Broadening risk horizons
Three risk categories have been broadened and redefined to cover a wider range of security issues. Compared to the 2019 list, excessive data exposure and mass assignment risks are now both included under Broken Object Property Level Authorization at #3. This is closely related to object-level authorization failures but applies at a more granular level, where defining and enforcing access control is much harder. Even with proper access control to, say, customer data records, you still need to define who can perform which operations on which data fields, and whether they can import, export, or modify data in bulk.
Renamed from Insufficient Logging & Monitoring, we now see the more descriptive Lack of Protection from Automated Threats category at #8. Malicious bots and other automated attacks make up a large part of web traffic, and APIs are specifically designed for automated access, so it’s crucial to monitor API usage and have the ability to respond if suspicious behaviors are detected. This category is not so much about protection on a technical level as it is about identifying and blocking malicious business logic flows that could result in undesirable outcomes. A typical (and topical) example would be a ticket site not preventing bots from immediately buying up all the tickets for a high-profile event.
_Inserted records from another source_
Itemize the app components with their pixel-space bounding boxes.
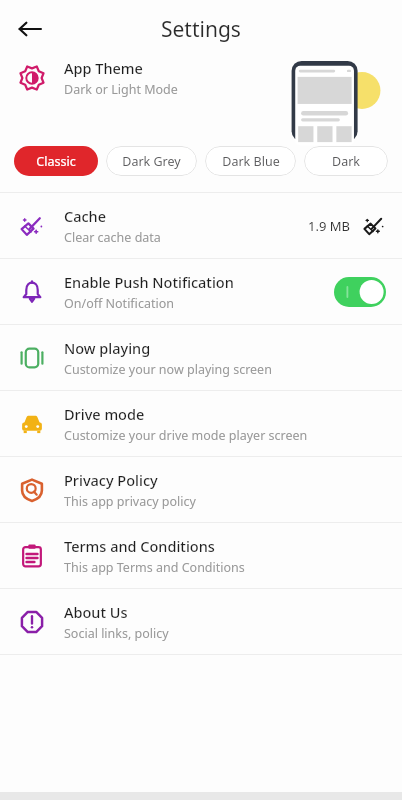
button[interactable]: Dark Grey [106, 146, 197, 176]
staticText: Dark [332, 153, 360, 170]
button[interactable]: Dark [304, 146, 388, 176]
staticText: 1.9 MB [308, 217, 350, 235]
staticText: Social links, policy [64, 625, 169, 642]
staticText: Clear cache data [64, 229, 161, 246]
button[interactable]: Dark Blue [205, 146, 296, 176]
staticText: Drive mode [64, 404, 145, 424]
staticText: Dark or Light Mode [64, 81, 178, 98]
staticText: This app Terms and Conditions [64, 559, 245, 576]
button[interactable]: Now playing [0, 325, 402, 390]
staticText: Now playing [64, 338, 151, 358]
staticText: Customize your drive mode player screen [64, 427, 308, 444]
button[interactable]: Back [6, 5, 54, 53]
staticText: Enable Push Notification [64, 272, 234, 292]
staticText: Dark Grey [122, 153, 181, 170]
button[interactable]: Privacy Policy [0, 457, 402, 522]
button[interactable]: Terms and Conditions [0, 523, 402, 588]
button[interactable]: Enable Push Notification [0, 259, 402, 324]
staticText: Privacy Policy [64, 470, 158, 490]
button[interactable]: About Us [0, 589, 402, 654]
button[interactable]: Drive mode [0, 391, 402, 456]
staticText: On/off Notification [64, 295, 174, 312]
staticText: This app privacy policy [64, 493, 196, 510]
staticText: Customize your now playing screen [64, 361, 272, 378]
staticText: Cache [64, 206, 107, 226]
staticText: App Theme [64, 58, 143, 78]
button[interactable]: Push notification toggle [334, 277, 386, 307]
staticText: Dark Blue [222, 153, 280, 170]
button[interactable]: Classic [14, 146, 98, 176]
staticText: About Us [64, 602, 128, 622]
staticText: Settings [161, 15, 241, 44]
staticText: Terms and Conditions [64, 536, 215, 556]
staticText: Classic [36, 153, 76, 170]
button[interactable]: Cache [0, 193, 402, 258]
Injection flaws have been moved under the wider heading of Unsafe Consumption of APIs (at #10). In this case, “unsafe consumption” refers to using data retrieved from an API without sanitizing and validating it to the same standard as user-supplied data. Especially for communication between APIs (whether internal or external), there is a risk that developers will implicitly trust API behavior without checking if it’s secure. Apart from risking injection attacks via unsanitized data, this could also create encryption gaps or exhaust application resources if the consumed resource provides data at a higher rate than expected.
New yet very old: SSRF
The only new category so far, and also the only vulnerability placed in its own category, is Server Side Request Forgery, currently sitting at #6. This mirrors the choice made for the last OWASP Top 10 in 2021, where SSRF also got its own category for the first time. In the context of APIs, server-side request forgery vulnerabilities allow attackers to smuggle URLs through an API and trick a back-end server into sending a request to that URL. This class of vulnerabilities can be especially dangerous in modern application architectures, where containerized components in the cloud often communicate through APIs over predictable paths, thus greatly increasing the potential for SSRF.
Watch this space
While it may be some time before the final API Security Top 10 arrives, the current release candidate list is unlikely to change much. All the major risk areas for modern APIs are already covered, and the overall trend seems to be towards making the categories more generic to be used more as best-practice guidelines and less as a vulnerability checklist (which was the approach taken for the main OWASP Top 10 list in 2021). That said, the details and examples provided for some categories still vary in terms of format and depth of detail, so it’s likely that work will continue there. We’ll take a detailed technical look at the final list when it arrives, as we did for the 2019 API Security Top 10.